# Minimize Lightroom AND hide task bar?



## cdifoto (Nov 24, 2007)

Is there an option/feature I'm missing that lets you minimize Lightroom and have it hidden from the task bar in XP?


----------



## DonRicklin (Nov 24, 2007)

Press F a few times to cycle trhough till you see the usuall X in the top Right Corner.(It's not White on Red).

Don


----------



## cdifoto (Nov 24, 2007)

Doesn't seem to do it for me.  I hit F and all it does is cycle between full screen with menu bar but no min/max/close buttons, smaller than full screen with buttons, and full screen with auto-hide menu bar


----------



## mikeholley (Nov 24, 2007)

I don't think there is an option in Lightroom so that it doesn't appear on the task bar in XP. However you can set the XP taskbar itself to Auto Hide or to remain behind other windows.
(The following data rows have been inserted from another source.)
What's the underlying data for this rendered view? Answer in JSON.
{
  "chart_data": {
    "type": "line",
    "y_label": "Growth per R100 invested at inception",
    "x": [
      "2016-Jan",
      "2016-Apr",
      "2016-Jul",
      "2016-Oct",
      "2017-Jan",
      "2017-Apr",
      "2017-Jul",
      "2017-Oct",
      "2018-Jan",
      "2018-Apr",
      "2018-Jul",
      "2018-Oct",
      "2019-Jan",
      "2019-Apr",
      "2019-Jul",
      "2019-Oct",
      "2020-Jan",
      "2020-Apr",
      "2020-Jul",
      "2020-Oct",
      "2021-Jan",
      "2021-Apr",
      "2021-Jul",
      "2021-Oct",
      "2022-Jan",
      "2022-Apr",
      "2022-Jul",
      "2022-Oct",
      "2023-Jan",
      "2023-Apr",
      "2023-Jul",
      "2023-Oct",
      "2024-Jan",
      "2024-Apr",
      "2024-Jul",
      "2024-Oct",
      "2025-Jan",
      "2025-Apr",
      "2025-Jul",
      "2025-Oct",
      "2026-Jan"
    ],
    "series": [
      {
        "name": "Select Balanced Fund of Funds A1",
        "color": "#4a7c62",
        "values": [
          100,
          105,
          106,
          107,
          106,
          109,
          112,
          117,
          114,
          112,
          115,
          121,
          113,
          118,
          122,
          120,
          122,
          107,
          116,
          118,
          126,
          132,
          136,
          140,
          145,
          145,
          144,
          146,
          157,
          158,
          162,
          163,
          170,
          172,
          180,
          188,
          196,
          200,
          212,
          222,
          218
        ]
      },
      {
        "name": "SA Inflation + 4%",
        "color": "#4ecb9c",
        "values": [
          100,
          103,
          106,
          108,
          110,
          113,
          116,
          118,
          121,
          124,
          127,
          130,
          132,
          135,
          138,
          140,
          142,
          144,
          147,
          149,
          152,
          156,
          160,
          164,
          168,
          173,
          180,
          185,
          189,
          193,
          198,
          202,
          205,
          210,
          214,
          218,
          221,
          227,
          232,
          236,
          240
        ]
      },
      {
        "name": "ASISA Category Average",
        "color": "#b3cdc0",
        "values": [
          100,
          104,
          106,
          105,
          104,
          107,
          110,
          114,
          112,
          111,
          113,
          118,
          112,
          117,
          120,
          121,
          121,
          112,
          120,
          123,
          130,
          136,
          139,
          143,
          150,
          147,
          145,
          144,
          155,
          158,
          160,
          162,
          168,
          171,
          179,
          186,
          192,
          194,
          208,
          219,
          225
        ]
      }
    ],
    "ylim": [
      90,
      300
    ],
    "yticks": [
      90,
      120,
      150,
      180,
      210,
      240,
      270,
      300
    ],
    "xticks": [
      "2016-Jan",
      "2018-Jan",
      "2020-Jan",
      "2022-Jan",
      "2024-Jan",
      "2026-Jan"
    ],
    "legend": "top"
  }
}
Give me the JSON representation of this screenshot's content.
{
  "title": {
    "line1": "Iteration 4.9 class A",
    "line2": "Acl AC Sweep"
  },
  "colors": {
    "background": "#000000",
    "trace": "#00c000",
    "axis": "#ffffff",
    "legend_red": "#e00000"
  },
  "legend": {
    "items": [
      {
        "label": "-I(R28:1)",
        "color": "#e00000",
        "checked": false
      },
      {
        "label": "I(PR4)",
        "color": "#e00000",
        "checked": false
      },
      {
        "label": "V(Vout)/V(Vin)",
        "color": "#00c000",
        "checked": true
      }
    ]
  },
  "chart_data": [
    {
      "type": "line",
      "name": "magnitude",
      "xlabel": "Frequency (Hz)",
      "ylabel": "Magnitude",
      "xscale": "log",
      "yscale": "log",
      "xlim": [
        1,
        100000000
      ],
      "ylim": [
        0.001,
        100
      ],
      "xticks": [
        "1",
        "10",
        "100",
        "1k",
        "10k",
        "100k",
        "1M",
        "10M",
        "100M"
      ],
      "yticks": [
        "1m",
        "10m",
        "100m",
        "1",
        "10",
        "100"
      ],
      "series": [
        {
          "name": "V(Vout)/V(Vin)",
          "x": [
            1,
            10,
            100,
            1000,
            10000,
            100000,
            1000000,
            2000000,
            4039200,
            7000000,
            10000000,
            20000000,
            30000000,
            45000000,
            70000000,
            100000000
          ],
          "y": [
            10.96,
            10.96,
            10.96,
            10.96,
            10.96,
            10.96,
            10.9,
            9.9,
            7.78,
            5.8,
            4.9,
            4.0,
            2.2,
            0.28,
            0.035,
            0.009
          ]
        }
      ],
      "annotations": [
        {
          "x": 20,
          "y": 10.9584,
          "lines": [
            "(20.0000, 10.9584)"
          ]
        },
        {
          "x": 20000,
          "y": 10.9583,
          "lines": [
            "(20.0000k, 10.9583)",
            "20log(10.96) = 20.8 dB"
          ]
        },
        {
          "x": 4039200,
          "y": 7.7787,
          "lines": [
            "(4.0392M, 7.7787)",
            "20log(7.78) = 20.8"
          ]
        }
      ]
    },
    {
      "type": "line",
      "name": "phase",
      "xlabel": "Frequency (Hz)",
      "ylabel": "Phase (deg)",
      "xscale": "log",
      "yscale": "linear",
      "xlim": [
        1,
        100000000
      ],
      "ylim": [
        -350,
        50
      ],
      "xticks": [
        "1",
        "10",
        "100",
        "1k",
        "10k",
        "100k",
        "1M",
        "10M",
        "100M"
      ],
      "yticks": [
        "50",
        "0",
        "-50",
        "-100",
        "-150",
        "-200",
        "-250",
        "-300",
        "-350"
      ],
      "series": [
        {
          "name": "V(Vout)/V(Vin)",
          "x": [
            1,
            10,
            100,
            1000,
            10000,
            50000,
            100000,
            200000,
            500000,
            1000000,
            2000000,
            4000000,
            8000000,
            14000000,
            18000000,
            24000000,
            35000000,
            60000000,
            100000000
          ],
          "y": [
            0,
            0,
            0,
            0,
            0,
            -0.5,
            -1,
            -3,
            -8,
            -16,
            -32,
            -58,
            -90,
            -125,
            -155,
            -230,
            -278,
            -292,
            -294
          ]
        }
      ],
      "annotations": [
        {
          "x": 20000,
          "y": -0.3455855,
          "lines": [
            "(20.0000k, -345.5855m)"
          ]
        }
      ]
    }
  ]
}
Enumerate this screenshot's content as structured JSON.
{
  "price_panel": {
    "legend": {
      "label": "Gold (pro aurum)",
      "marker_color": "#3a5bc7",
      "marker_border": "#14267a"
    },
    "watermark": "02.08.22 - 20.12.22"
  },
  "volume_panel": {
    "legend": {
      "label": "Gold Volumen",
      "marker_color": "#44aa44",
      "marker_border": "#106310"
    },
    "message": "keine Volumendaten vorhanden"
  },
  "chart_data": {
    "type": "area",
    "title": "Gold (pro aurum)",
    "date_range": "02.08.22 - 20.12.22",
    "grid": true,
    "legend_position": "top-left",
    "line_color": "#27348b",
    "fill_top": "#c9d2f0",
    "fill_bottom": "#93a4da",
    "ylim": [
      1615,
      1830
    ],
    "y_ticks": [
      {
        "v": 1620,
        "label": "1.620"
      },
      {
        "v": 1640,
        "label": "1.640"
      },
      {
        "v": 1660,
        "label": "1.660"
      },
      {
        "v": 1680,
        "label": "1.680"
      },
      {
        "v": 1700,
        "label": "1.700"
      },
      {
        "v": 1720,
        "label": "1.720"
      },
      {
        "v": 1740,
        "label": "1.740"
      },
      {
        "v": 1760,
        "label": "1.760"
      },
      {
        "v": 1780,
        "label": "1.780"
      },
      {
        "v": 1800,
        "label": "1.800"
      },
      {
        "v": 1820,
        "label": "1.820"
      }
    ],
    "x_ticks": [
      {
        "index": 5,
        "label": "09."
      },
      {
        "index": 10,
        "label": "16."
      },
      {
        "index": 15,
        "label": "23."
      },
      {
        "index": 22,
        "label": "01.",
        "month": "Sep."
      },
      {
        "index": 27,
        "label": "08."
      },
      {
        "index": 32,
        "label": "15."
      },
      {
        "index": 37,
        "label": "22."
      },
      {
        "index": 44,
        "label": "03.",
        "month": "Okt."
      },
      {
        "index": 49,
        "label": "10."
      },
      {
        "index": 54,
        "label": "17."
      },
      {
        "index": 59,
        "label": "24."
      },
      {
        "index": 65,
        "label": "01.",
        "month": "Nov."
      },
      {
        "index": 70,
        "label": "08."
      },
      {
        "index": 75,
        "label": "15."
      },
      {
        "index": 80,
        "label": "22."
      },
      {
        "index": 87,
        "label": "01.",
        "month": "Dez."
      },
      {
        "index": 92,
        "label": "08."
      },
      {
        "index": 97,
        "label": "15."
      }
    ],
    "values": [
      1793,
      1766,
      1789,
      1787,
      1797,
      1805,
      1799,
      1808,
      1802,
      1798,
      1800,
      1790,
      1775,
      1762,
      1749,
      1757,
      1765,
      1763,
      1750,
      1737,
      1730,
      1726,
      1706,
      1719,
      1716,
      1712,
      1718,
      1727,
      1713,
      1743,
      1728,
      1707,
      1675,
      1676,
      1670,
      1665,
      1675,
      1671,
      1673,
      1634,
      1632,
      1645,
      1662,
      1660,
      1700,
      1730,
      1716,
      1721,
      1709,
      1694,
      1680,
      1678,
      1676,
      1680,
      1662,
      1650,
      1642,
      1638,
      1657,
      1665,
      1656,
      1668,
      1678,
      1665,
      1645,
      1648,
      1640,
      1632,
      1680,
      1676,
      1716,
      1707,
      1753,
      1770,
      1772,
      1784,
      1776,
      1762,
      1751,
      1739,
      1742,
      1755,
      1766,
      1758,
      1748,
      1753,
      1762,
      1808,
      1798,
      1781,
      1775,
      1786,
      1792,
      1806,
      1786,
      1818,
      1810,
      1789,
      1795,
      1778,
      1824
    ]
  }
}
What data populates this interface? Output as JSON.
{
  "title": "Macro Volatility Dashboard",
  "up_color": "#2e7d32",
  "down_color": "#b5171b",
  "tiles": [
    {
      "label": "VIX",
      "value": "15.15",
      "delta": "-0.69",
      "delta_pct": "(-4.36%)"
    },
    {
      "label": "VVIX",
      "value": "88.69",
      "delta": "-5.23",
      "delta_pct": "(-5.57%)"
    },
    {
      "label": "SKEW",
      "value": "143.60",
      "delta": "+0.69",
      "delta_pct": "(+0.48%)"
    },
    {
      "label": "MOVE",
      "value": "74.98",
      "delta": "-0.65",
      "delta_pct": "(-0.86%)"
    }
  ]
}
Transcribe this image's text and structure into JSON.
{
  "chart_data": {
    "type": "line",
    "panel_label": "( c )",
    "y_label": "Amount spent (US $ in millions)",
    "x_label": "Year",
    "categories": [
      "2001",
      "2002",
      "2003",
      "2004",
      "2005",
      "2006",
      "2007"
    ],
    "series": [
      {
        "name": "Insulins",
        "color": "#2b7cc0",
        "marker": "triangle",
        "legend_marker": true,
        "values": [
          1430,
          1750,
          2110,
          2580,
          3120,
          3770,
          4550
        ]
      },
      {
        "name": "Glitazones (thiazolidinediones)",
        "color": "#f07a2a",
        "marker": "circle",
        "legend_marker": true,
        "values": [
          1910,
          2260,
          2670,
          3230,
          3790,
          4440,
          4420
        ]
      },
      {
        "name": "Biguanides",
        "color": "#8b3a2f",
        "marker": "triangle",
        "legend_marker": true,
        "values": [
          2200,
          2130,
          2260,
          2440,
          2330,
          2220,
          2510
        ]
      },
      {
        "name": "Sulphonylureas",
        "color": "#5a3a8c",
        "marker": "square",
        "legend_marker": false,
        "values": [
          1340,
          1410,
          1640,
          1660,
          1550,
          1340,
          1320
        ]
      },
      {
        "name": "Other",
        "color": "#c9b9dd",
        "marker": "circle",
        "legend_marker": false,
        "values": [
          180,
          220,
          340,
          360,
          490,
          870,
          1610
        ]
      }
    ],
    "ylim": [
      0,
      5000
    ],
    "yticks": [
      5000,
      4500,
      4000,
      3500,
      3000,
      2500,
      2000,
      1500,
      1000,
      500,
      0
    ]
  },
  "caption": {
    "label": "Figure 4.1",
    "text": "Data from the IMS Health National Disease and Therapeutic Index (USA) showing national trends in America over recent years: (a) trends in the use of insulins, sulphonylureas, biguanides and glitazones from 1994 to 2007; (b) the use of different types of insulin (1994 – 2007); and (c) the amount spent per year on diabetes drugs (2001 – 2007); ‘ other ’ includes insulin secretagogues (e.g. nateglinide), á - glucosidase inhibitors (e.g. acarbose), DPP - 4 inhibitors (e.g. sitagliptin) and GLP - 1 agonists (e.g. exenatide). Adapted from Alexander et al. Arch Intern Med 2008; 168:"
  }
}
Would either of those help?


----------



## mikeholley (Nov 24, 2007)

DonRicklin said:


> Press F a few times to cycle trhough till you see the usuall X in the top Right Corner.(It's not White on Red).


 
Just a thought... you can minimise Lightroom without cycling through the F key (or any other Windows program for that matter) by pressing the Windows key and M. When you restore Lightroom, it will return to the display mode you had it in (e.g. top menu bar hidden).


----------



## cdifoto (Nov 24, 2007)

Nah that's not really what I wanted.  No worries though.  It's not a major deal, I was just hoping to minimize LR and keep my taskbar as uncluttered as possible while generating previews and/or converting to JPEG.


----------



## mikeholley (Nov 24, 2007)

cdifoto;36'1 said:
			
		

> I was just hoping to minimize LR and keep my taskbar as uncluttered as possible while generating previews and/or converting to JPEG.


 
OK... the only way I know to do this in XP is with software. Below are links to a couple I've seen. I haven't used either though so I can't vouch for them, plus they aren't free...

Hide Window Plus

Minimise To Tray


----------